Trump si è rivolto con un messaggio alla nazione dal giardino della Casa Bianca mentre, sullo sfondo, si sentivano gli scoppi degli scontri in corso all’esterno tra i dimostranti e le forze dell’ordine:  “Legge e ordine: se non lo garantiscono governatori e sindaci, ci penserò io mobilitando l’esercito federale. Dobbiamo garantire giustizia per l’uccisione di George Floyd, ma non possiamo lasciare il Paese in balia di una massa violenta. La sommossa deve finire. Queste non sono più proteste: questi sono atti di terrorismo. Sconfiggeremo i gruppi “antifa” che istigano alla violenza. L’America è basata sullo stato di diritto: è questa la chiave della nostra prosperità”. 

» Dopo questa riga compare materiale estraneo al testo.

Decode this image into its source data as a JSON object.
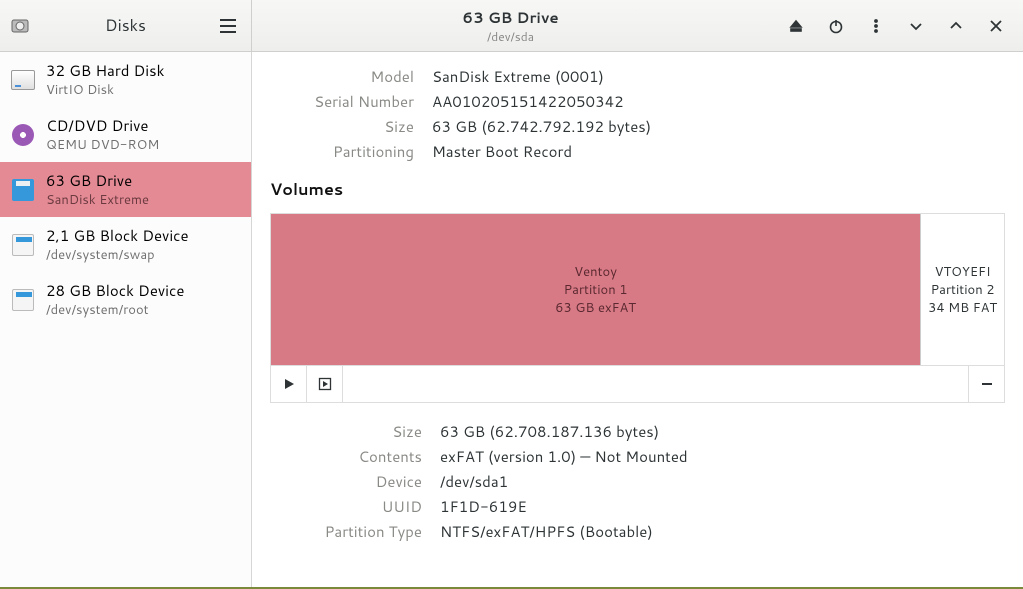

A Trump, è arrivata una dura risposta da parte del capo della polizia di Houston (Texas). “Se non hai da dire niente di costruttivo, tieni la bocca chiusa”, ha detto Art Acevedo in un’intervista alla Cnn. Alla domanda della giornalista su cosa ha pensato ascoltando le parole di Trump, il poliziotto ha detto: “Lasciami dire una cosa al presidente: così metti a rischio la vita dei giovani, ragazzi poco più che 20enni”. E ha ripetuto: “If you don’t have something to say, keep your mouth shut”.